C’est le livre qui a marqué Pierre Vigne, plaçant Jésus et Jésus crucifié au centre de sa pensée mystique. Et même sa dévotion au Saint Sacrement en découle. On se tromperait beaucoup en l’oubliant. Aujourd’hui il y a un peu une inflation du Saint Sacrement dans notre bonne société catholique. Je ne suis pas sûr que Pierre Vigne serait d’accord. En effet il écrit : « Le Saint Sacrifice de la messe, tout parfait et tout avantageux qu’il puisse être, ne contient que la représentation de cette auguste et incomparable action du Calvaire » (PBL, I, p.12). Une relativisation qui parle très fort… Pour lui, en effet, rien ne peut dépasser la prédication de la croix : « étant la prédication de ce qu’il a jamais eu de plus grand sur la terre, de plus glorieux à Dieu, et de plus avantageux aux hommes » (PBL, I, p ; 32-33). La création des calvaires, la mise en œuvre du Grand Voyage est d’abord le moyen d’expliquer le « plus beau livre » que Dieu a donné aux hommes. Il s’agit d’une prédication totale qui englobe tout ce qui est nécessaire à la vie chrétienne. C’est pourquoi le livre du père Vigne se veut une « méditation pour chaque jour du mois » car c’est toute la vie du chrétien qui converge vers la croix. « C’est ici le plus noble et le plus relevé sacrifice que la terre ait jamais pu offrir à Dieu. Ô le grand mystère qu’est celuy de la Croix ! ô les grands biens que les hommes reçoivent durant leur vie et recevront encore durant l’éternité par son moïen ! ô quel comble de bonté ! ô quelle vaste étendue d’amour, n’est-ce pas celuy qui se montre sur la Croix ? Tous les sacrements tirent d’icy leur force et leur valeur, toutes leurs vertus n’ont été données qu’en vüe des souffrances de Jésus sur la Croix. Toutes les grâces en sont découlées. Toutes les bonnes œuvres ne nous sont méritoires que par sa médiation, enfin toutes les pénitences, toutes les aumônes, toutes les dévotions, toutes les prières et toutes nos plus saintes occupations ne nous auroient jamais de rien servi pour acquérir le Ciel sans cette sainte et sacrée mort de Jésus qui seule a donné le prix et le mérite à tout le bien que nous faisons par le mïen de sa sainte grâce » (PBL, II, p. 363).

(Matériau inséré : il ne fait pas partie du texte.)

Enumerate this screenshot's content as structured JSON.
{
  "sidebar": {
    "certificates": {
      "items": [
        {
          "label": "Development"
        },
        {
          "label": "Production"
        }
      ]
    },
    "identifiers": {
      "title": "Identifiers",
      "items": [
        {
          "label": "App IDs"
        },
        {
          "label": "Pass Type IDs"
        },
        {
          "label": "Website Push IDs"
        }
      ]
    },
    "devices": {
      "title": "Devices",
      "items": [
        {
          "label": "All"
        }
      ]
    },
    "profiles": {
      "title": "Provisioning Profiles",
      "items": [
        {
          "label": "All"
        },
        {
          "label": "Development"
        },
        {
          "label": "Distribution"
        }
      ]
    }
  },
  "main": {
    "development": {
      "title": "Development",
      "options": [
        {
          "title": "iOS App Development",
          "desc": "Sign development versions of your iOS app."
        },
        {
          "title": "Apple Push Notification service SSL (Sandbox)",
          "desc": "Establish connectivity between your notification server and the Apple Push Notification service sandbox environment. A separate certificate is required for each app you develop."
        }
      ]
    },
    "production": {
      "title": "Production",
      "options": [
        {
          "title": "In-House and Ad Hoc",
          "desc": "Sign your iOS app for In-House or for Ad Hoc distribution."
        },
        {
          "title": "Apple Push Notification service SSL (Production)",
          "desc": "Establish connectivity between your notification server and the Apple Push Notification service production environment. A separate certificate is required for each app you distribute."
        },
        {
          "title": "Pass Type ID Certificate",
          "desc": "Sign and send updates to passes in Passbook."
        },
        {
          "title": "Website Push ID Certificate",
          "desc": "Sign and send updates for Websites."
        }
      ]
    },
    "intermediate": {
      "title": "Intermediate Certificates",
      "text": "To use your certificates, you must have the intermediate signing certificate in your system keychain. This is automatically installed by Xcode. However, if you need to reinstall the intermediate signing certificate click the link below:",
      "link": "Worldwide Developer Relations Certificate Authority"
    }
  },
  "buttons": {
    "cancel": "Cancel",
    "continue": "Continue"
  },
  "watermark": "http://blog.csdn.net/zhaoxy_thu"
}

Autrement dit, c’est parce que Dieu s’est fait un homme et qu’il est allé jusqu’au bout de son humanité, qu’il s’est uni à toute personne humaine, que désormais nous sommes dans la vie, dès maintenant nous procédons de la vie de Dieu à cause du Christ, une vie que plus rien ne peut détruire puisque lui est allé jusqu’au bout de la mort et qu’il l’a traversée.

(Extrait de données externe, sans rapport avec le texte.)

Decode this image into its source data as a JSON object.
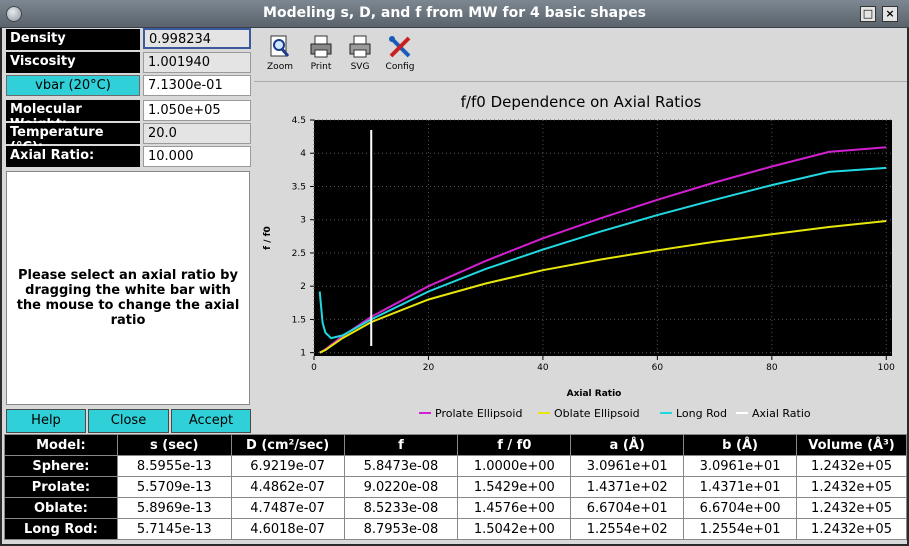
{
  "window": {
    "title": "Modeling s, D, and f from MW for 4 basic shapes"
  },
  "inputs": {
    "density": {
      "label": "Density",
      "value": "0.998234"
    },
    "viscosity": {
      "label": "Viscosity",
      "value": "1.001940"
    },
    "vbar": {
      "label": "vbar (20°C)",
      "value": "7.1300e-01"
    },
    "mw": {
      "label": "Molecular Weight:",
      "value": "1.050e+05"
    },
    "temperature": {
      "label": "Temperature (°C):",
      "value": "20.0"
    },
    "axial": {
      "label": "Axial Ratio:",
      "value": "10.000"
    }
  },
  "message": "Please select an axial ratio by dragging the white bar with the mouse to change the axial ratio",
  "buttons": {
    "help": "Help",
    "close": "Close",
    "accept": "Accept"
  },
  "toolbar": {
    "zoom": "Zoom",
    "print": "Print",
    "svg": "SVG",
    "config": "Config"
  },
  "chart_data": {
    "type": "line",
    "title": "f/f0 Dependence on Axial Ratios",
    "xlabel": "Axial Ratio",
    "ylabel": "f / f0",
    "xlim": [
      0,
      101
    ],
    "ylim": [
      0.95,
      4.5
    ],
    "xticks": [
      0,
      20,
      40,
      60,
      80,
      100
    ],
    "yticks": [
      1,
      1.5,
      2,
      2.5,
      3,
      3.5,
      4,
      4.5
    ],
    "background": "#000000",
    "grid": true,
    "legend_placement": "bottom",
    "marker_x": 10,
    "series": [
      {
        "name": "Prolate Ellipsoid",
        "color": "#d020d0",
        "x": [
          1,
          2,
          5,
          10,
          20,
          30,
          40,
          50,
          60,
          70,
          80,
          90,
          100
        ],
        "y": [
          1.0,
          1.05,
          1.25,
          1.54,
          2.0,
          2.38,
          2.72,
          3.02,
          3.3,
          3.56,
          3.8,
          4.02,
          4.09
        ]
      },
      {
        "name": "Oblate Ellipsoid",
        "color": "#e6e60a",
        "x": [
          1,
          2,
          5,
          10,
          20,
          30,
          40,
          50,
          60,
          70,
          80,
          90,
          100
        ],
        "y": [
          1.0,
          1.04,
          1.22,
          1.46,
          1.8,
          2.04,
          2.24,
          2.4,
          2.54,
          2.67,
          2.78,
          2.89,
          2.98
        ]
      },
      {
        "name": "Long Rod",
        "color": "#20d8e0",
        "x": [
          1,
          1.5,
          2,
          3,
          5,
          10,
          20,
          30,
          40,
          50,
          60,
          70,
          80,
          90,
          100
        ],
        "y": [
          1.92,
          1.45,
          1.3,
          1.22,
          1.26,
          1.5,
          1.92,
          2.26,
          2.55,
          2.82,
          3.07,
          3.3,
          3.52,
          3.72,
          3.78
        ]
      },
      {
        "name": "Axial Ratio",
        "color": "#ffffff",
        "x": [],
        "y": []
      }
    ]
  },
  "table": {
    "headers": [
      "Model:",
      "s (sec)",
      "D (cm²/sec)",
      "f",
      "f / f0",
      "a (Å)",
      "b (Å)",
      "Volume (Å³)"
    ],
    "rows": [
      {
        "model": "Sphere:",
        "cells": [
          "8.5955e-13",
          "6.9219e-07",
          "5.8473e-08",
          "1.0000e+00",
          "3.0961e+01",
          "3.0961e+01",
          "1.2432e+05"
        ]
      },
      {
        "model": "Prolate:",
        "cells": [
          "5.5709e-13",
          "4.4862e-07",
          "9.0220e-08",
          "1.5429e+00",
          "1.4371e+02",
          "1.4371e+01",
          "1.2432e+05"
        ]
      },
      {
        "model": "Oblate:",
        "cells": [
          "5.8969e-13",
          "4.7487e-07",
          "8.5233e-08",
          "1.4576e+00",
          "6.6704e+01",
          "6.6704e+00",
          "1.2432e+05"
        ]
      },
      {
        "model": "Long Rod:",
        "cells": [
          "5.7145e-13",
          "4.6018e-07",
          "8.7953e-08",
          "1.5042e+00",
          "1.2554e+02",
          "1.2554e+01",
          "1.2432e+05"
        ]
      }
    ]
  }
}
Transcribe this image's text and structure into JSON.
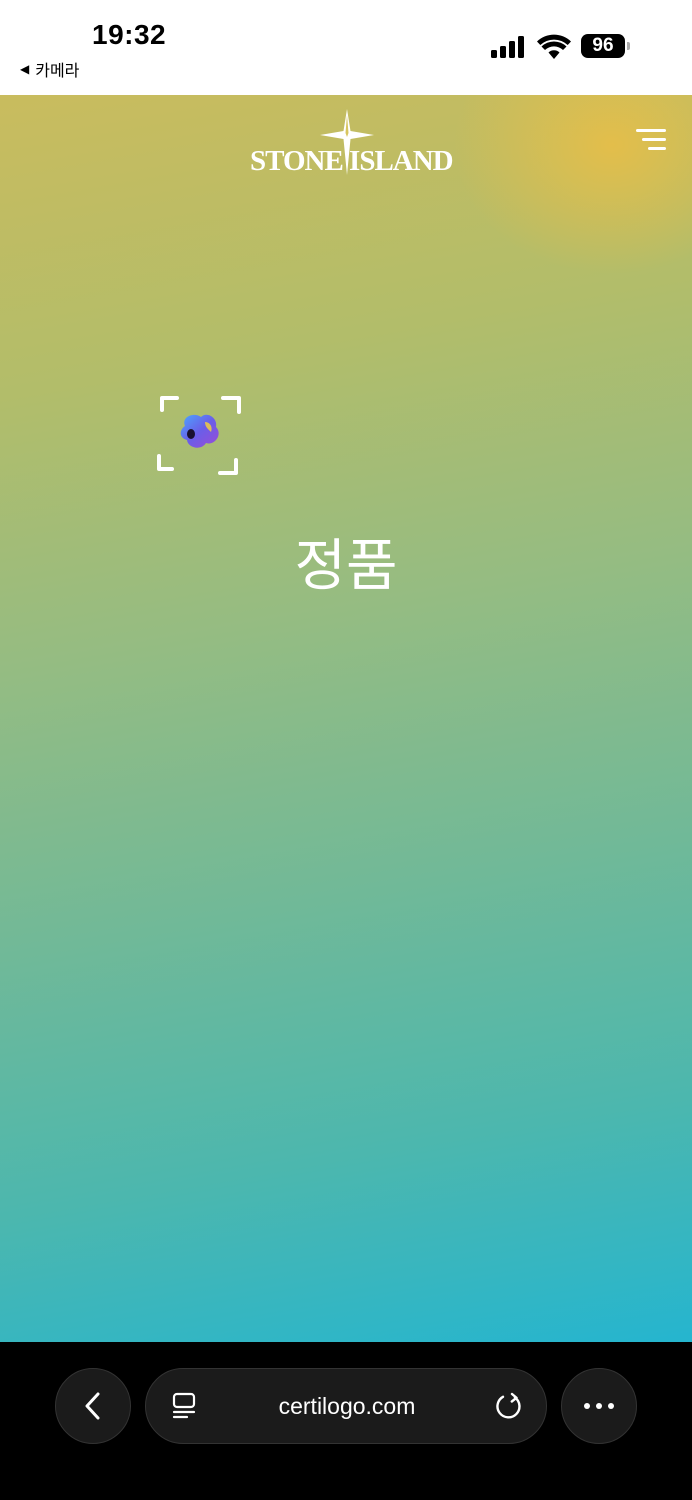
{
  "status_bar": {
    "time": "19:32",
    "back_app": "카메라",
    "back_icon": "back-triangle-icon",
    "battery": "96",
    "icons": [
      "cellular-signal-icon",
      "wifi-icon",
      "battery-icon"
    ]
  },
  "header": {
    "brand": "STONE ISLAND",
    "logo_icon": "compass-star-icon",
    "menu_icon": "hamburger-menu-icon"
  },
  "result": {
    "scan_icon": "scan-frame-icon",
    "verdict": "정품"
  },
  "browser": {
    "url": "certilogo.com",
    "back_icon": "chevron-left-icon",
    "tabs_icon": "tabs-icon",
    "reload_icon": "reload-icon",
    "more_icon": "more-dots-icon"
  },
  "colors": {
    "gradient_top": "#c9bc5e",
    "gradient_corner": "#e8be4a",
    "gradient_bottom": "#25b5cf",
    "browser_bg": "#000000",
    "button_bg": "#1b1b1b"
  }
}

Du coup le Grand Voyage est une catéchèse pratique pour assimiler le mystère. Le chrétien est exhorté, certes, mais surtout il reçoit, selon la plus vieille tradition patristique, une catéchèse mystagogique où les actions sont expliquées au fur et à mesure qu’elles ont été faites. Toute la personne est concernée : son corps puisqu’il faut marcher, s’agenouiller, se prosterner, son esprit : il faut méditer, réfléchir, prier. Cet actif -Pierre Vigne est un actif, il était toujours ne train de bouger- a le culte de l’action : c’est en menant une vie chrétienne qu’on est chrétien. Et ici, on va parcourir un résumé de la foi en accomplissant une démarche collective -le grand voyage on le fait à plusieurs. Puisque pour Pierre Vigne la réalité ecclésiale est première.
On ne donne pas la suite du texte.